26+31+30+29+25+23+26+23+29+23+25+29+29+27+25+26+26+24+29+26 = 531
p-value = 1–BINOM.DIST(530, 800, 0.6, TRUE) = 0.000116736 < .05 = α
so the design iteration concludes with 95% confidence that the new heuristic shows a significant improvement over AB_Improved.
The best evaulation function is float((1+distance_boost) * own_moves - 1.414 * opp_moves). This is supported by three facts. Firstly, it beats AB_Improve consistenly with at least 60% win rate (p-value < 0.05). Secondly, it is tuned from a prilimiary function that has very high win rate against random moves while the other two heuristics only won about half of the time aginst random, meaning the selected heuristic is guarded against random moves. Lastly, the first two other preliminary heuristics had lower win rates.
Frederick Chyan
July 23, 2017
Selected Game Paper: AlphaGo by the DeepMind Team.
Just like the game of Isolation, Go is also finite, deterministic, and perfect information. However, unlike Isolation, Go has much larger search space which makes designing an optimal value function by hand very difficult. The AlphaGo paper is selected to understand how state of the art AI tackles games that's previous thought impossible for a machine to beat expert human player. AlphaGo uses novel approaches to combine neural networks and Monte Carlo tree search to achieve this.

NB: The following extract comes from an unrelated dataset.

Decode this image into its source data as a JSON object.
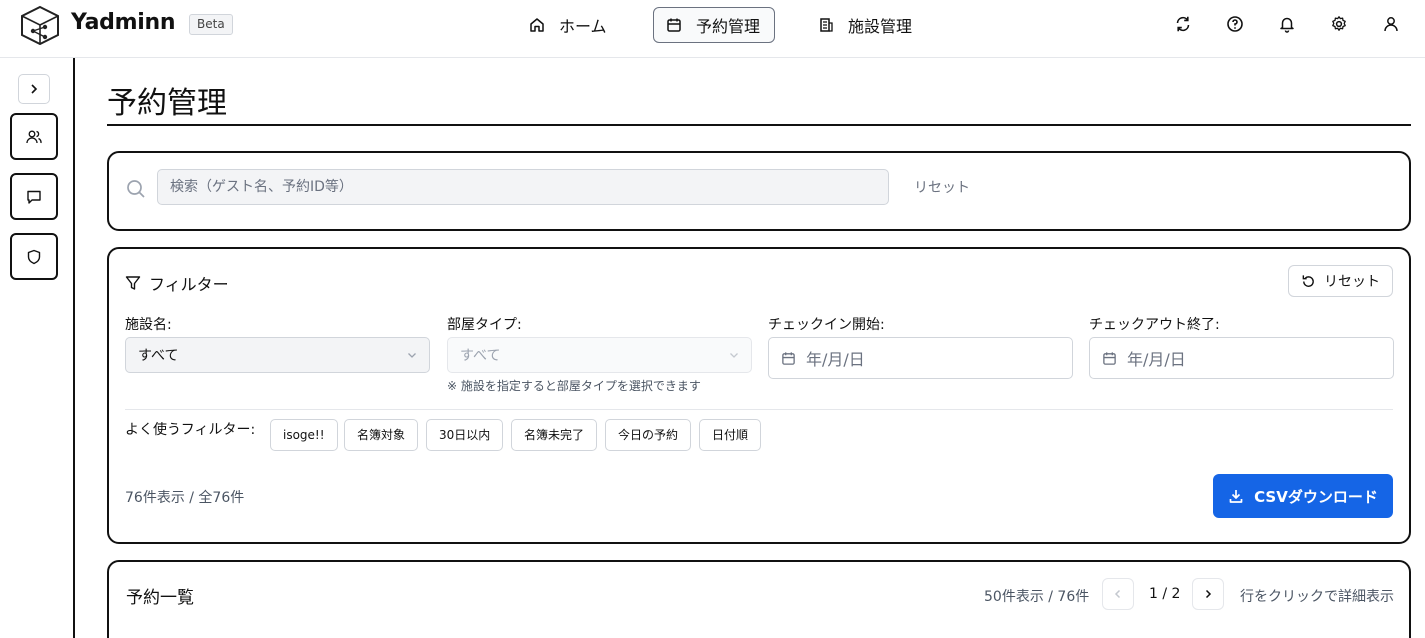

Policy function p(a|s) estimates the utility of selecting action a in game state s. Value function v(s) estimates the outcome of the game under perfect play by both players. The greater the value the better. AlphaGo first uses deep convolutional neural networks to estimate the policy and value network. Deep convolutional neural networks were used to in visual domains such as image classification and face recognitions, here it passes the board positions as 19 x 19 image, and use convolutional layers to construct a representation of the position. Next, it uses policy and value networks to carry out Monte Carlo tree search by evaluating the position using value network and sampling actions using policy network.
AlphaGo's training pipeline works as follows. First, a 13 layer network is trained from 30 million positions from the KGS Go Server, this is the Supervised Learning policy network p_sigma, it has 55.7% accuracy and 3ms to select an action. Also trained is a fast rollout policy network which has lower accuracy of 24.2% but only 2us to select an action. Next a Reinforcement Learning policy network, p_rho is trained by making it play against a randomly select previous iteration of the policy network. Finally, the value network v_theta is trained from the self-play data from RL policy network regressing on (state, outcome) pair. The reason why the value network is trained this way rather than using available data of complete games is because of overfitting due to successive positions are strongly correlated.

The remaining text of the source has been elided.